平内町は、陸奥湾におけるホタテガイ養殖の重要な産地です。近年は海水温の上昇が養殖環境に大きな影響を及ぼしており、高水温被害への対策が喫緊の課題となっています。
【写真1:仕組み説明】
御宿岩和田漁業協同組合(畑中組合長)の会議室をお借りして波動式湧昇ポンプの構造と原理を説明することが出来ました。

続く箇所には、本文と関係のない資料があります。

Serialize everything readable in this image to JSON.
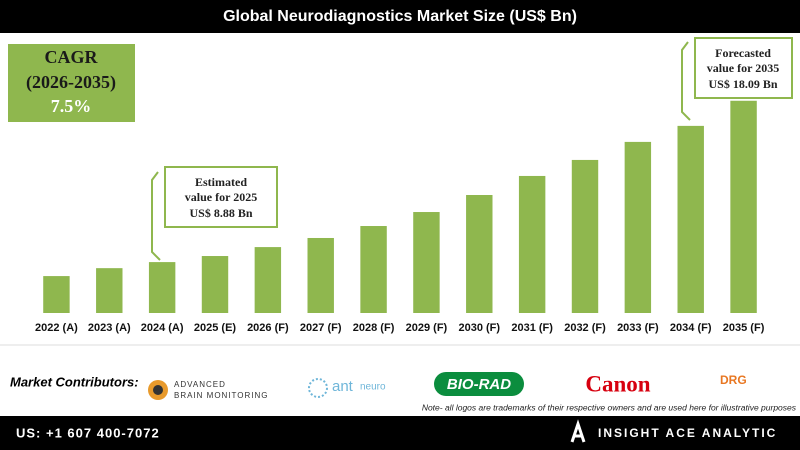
{
  "chart_data": {
    "type": "bar",
    "title": "Global Neurodiagnostics Market Size (US$ Bn)",
    "categories": [
      "2022 (A)",
      "2023 (A)",
      "2024 (A)",
      "2025 (E)",
      "2026 (F)",
      "2027 (F)",
      "2028 (F)",
      "2029 (F)",
      "2030 (F)",
      "2031 (F)",
      "2032 (F)",
      "2033 (F)",
      "2034 (F)",
      "2035 (F)"
    ],
    "values": [
      7.69,
      8.16,
      8.52,
      8.88,
      9.41,
      9.95,
      10.66,
      11.49,
      12.5,
      13.63,
      14.58,
      15.65,
      16.6,
      18.09
    ],
    "color": "#8fb74e",
    "ylim": [
      5.5,
      19.5
    ],
    "grid": false,
    "cagr": [
      "CAGR",
      "(2026-2035)",
      "7.5%"
    ],
    "annotations": [
      {
        "lines": [
          "Estimated",
          "value for 2025",
          "US$ 8.88 Bn"
        ]
      },
      {
        "lines": [
          "Forecasted",
          "value for 2035",
          "US$ 18.09 Bn"
        ]
      }
    ]
  },
  "contributors": {
    "label": "Market Contributors:",
    "logos": [
      "ADVANCED",
      "BRAIN MONITORING",
      "ant",
      "neuro",
      "BIO-RAD",
      "Canon",
      "DRG"
    ],
    "note": "Note- all logos are trademarks of their respective owners and are used here for illustrative purposes"
  },
  "footer": {
    "phone": "US: +1 607 400-7072",
    "brand": "INSIGHT ACE ANALYTIC"
  }
}
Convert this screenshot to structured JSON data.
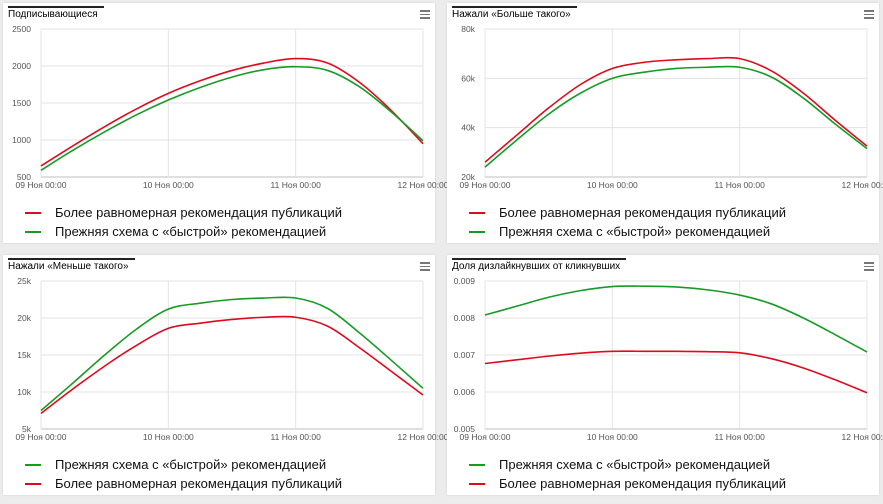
{
  "colors": {
    "red": "#dd0b1e",
    "green": "#189a26",
    "grid": "#e3e3e3",
    "axis": "#bfbfbf"
  },
  "chart_data": [
    {
      "type": "line",
      "title": "Подписывающиеся",
      "x_ticks": [
        "09 Ноя 00:00",
        "10 Ноя 00:00",
        "11 Ноя 00:00",
        "12 Ноя 00:00"
      ],
      "x": [
        0,
        0.25,
        0.5,
        0.75,
        1,
        1.25,
        1.5,
        1.75,
        2,
        2.25,
        2.5,
        2.75,
        3
      ],
      "y_ticks": [
        500,
        1000,
        1500,
        2000,
        2500
      ],
      "y_tick_labels": [
        "500",
        "1000",
        "1500",
        "2000",
        "2500"
      ],
      "ylim": [
        500,
        2500
      ],
      "series": [
        {
          "name": "Более равномерная рекомендация публикаций",
          "color": "red",
          "values": [
            650,
            920,
            1180,
            1420,
            1630,
            1800,
            1940,
            2040,
            2100,
            2040,
            1780,
            1400,
            950
          ]
        },
        {
          "name": "Прежняя схема с «быстрой» рекомендацией",
          "color": "green",
          "values": [
            590,
            860,
            1110,
            1340,
            1540,
            1710,
            1850,
            1950,
            1990,
            1940,
            1720,
            1380,
            990
          ]
        }
      ],
      "legend": [
        {
          "label": "Более равномерная рекомендация публикаций",
          "color": "red"
        },
        {
          "label": "Прежняя схема с «быстрой» рекомендацией",
          "color": "green"
        }
      ]
    },
    {
      "type": "line",
      "title": "Нажали «Больше такого»",
      "x_ticks": [
        "09 Ноя 00:00",
        "10 Ноя 00:00",
        "11 Ноя 00:00",
        "12 Ноя 00:00"
      ],
      "x": [
        0,
        0.25,
        0.5,
        0.75,
        1,
        1.25,
        1.5,
        1.75,
        2,
        2.25,
        2.5,
        2.75,
        3
      ],
      "y_ticks": [
        20000,
        40000,
        60000,
        80000
      ],
      "y_tick_labels": [
        "20k",
        "40k",
        "60k",
        "80k"
      ],
      "ylim": [
        20000,
        80000
      ],
      "series": [
        {
          "name": "Более равномерная рекомендация публикаций",
          "color": "red",
          "values": [
            26000,
            37000,
            48000,
            57500,
            64000,
            66500,
            67500,
            68000,
            68000,
            63000,
            54000,
            43000,
            32500
          ]
        },
        {
          "name": "Прежняя схема с «быстрой» рекомендацией",
          "color": "green",
          "values": [
            24000,
            35000,
            45500,
            54000,
            60000,
            62500,
            64000,
            64500,
            64500,
            60500,
            52000,
            41500,
            31500
          ]
        }
      ],
      "legend": [
        {
          "label": "Более равномерная рекомендация публикаций",
          "color": "red"
        },
        {
          "label": "Прежняя схема с «быстрой» рекомендацией",
          "color": "green"
        }
      ]
    },
    {
      "type": "line",
      "title": "Нажали «Меньше такого»",
      "x_ticks": [
        "09 Ноя 00:00",
        "10 Ноя 00:00",
        "11 Ноя 00:00",
        "12 Ноя 00:00"
      ],
      "x": [
        0,
        0.25,
        0.5,
        0.75,
        1,
        1.25,
        1.5,
        1.75,
        2,
        2.25,
        2.5,
        2.75,
        3
      ],
      "y_ticks": [
        5000,
        10000,
        15000,
        20000,
        25000
      ],
      "y_tick_labels": [
        "5k",
        "10k",
        "15k",
        "20k",
        "25k"
      ],
      "ylim": [
        5000,
        25000
      ],
      "series": [
        {
          "name": "Прежняя схема с «быстрой» рекомендацией",
          "color": "green",
          "values": [
            7500,
            11200,
            15000,
            18500,
            21200,
            22000,
            22500,
            22700,
            22700,
            21300,
            18000,
            14300,
            10500
          ]
        },
        {
          "name": "Более равномерная рекомендация публикаций",
          "color": "red",
          "values": [
            7100,
            10400,
            13500,
            16300,
            18600,
            19300,
            19800,
            20100,
            20100,
            18900,
            16000,
            12800,
            9600
          ]
        }
      ],
      "legend": [
        {
          "label": "Прежняя схема с «быстрой» рекомендацией",
          "color": "green"
        },
        {
          "label": "Более равномерная рекомендация публикаций",
          "color": "red"
        }
      ]
    },
    {
      "type": "line",
      "title": "Доля дизлайкнувших от кликнувших",
      "x_ticks": [
        "09 Ноя 00:00",
        "10 Ноя 00:00",
        "11 Ноя 00:00",
        "12 Ноя 00:00"
      ],
      "x": [
        0,
        0.25,
        0.5,
        0.75,
        1,
        1.25,
        1.5,
        1.75,
        2,
        2.25,
        2.5,
        2.75,
        3
      ],
      "y_ticks": [
        0.005,
        0.006,
        0.007,
        0.008,
        0.009
      ],
      "y_tick_labels": [
        "0.005",
        "0.006",
        "0.007",
        "0.008",
        "0.009"
      ],
      "ylim": [
        0.005,
        0.009
      ],
      "series": [
        {
          "name": "Прежняя схема с «быстрой» рекомендацией",
          "color": "green",
          "values": [
            0.00808,
            0.00832,
            0.00856,
            0.00874,
            0.00885,
            0.00886,
            0.00884,
            0.00876,
            0.00862,
            0.00838,
            0.008,
            0.00755,
            0.00708
          ]
        },
        {
          "name": "Более равномерная рекомендация публикаций",
          "color": "red",
          "values": [
            0.00677,
            0.00687,
            0.00697,
            0.00705,
            0.0071,
            0.0071,
            0.0071,
            0.00709,
            0.00706,
            0.0069,
            0.00665,
            0.00633,
            0.00598
          ]
        }
      ],
      "legend": [
        {
          "label": "Прежняя схема с «быстрой» рекомендацией",
          "color": "green"
        },
        {
          "label": "Более равномерная рекомендация публикаций",
          "color": "red"
        }
      ]
    }
  ]
}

研修では、波動式湧昇ポンプの実物や模型、関連資料を用いて、装置の構造と作動原理について説明しました。
波動式湧昇ポンプは、波の上下運動を利用して、海中の比較的低温な海水を表層へ送り出す装置です。
外部電力や燃料を使用せず、自然の波の力によって作動することから、海面付近の高水温対策や海水交換の促進に活用できる可能性があります。

【写真2:説明会全景】


波動式湧昇ポンプの実物を前に、構造と作動原理を説明
ホタテガイ養殖海域への適用について意見交換
参加された皆様からは、ポンプの設置方法、湧昇量、耐久性、維持管理、ホタテガイ養殖海域への適用可能性などについて、具体的な質問や意見が寄せられました。
実物や模型を確認しながら意見を交わすことで、装置の特徴だけでなく、実際の海域へ設置する場合に検討すべき条件についても認識を共有することができました。
【写真3:実物・模型を囲んだ説明写真を挿入】
設置方法、湧昇量、耐久性などについて具体的に意見交換

ロープワーク等の具体的な設置方法を説明

室内での説明後には岩和田漁港周辺を視察し、実際の海域への設置を想定しながら、波の状態、係留方法、設置場所などについて意見交換を行いました。
波動式湧昇ポンプを養殖海域で活用するためには、対象海域の水深、水温の鉛直分布、波浪、潮流、養殖施設の配置などを事前に確認し、設置目的に適した仕様を検討することが重要です。
【写真4:岩和田漁港での視察写真を挿入】




陸奥湾の高水温被害対策に向けて
陸奥湾の高水温問題は、ホタテガイ養殖だけでなく、地域経済や水産業の持続性にも関わる重要な課題です。
NPO法人エスコットでは、今後も平内町をはじめ、漁業関係者、行政、研究機関などと情報を共有しながら、波動式湧昇ポンプの実証と改良を進めてまいります。
また、視察後には平内町議会事務局から、今回の受け入れと説明に対する丁寧な御礼のお言葉をいただきました。
このたび遠方よりお越しいただいた平内町議会「ホタテガイ高水温被害対策特別委員会」の皆様ならびに関係者の皆様に、改めて心より御礼申し上げます。
今回の視察研修が、陸奥湾における高水温被害対策を具体化する一歩となることを願っています。
当日は、午後2時からの暑い時間帯に停電が発生し、冷房を使用できない中での説明会となりました。御参加いただいた皆様には、大変御不便をおかけしましたことを、改めてお詫び申し上げます。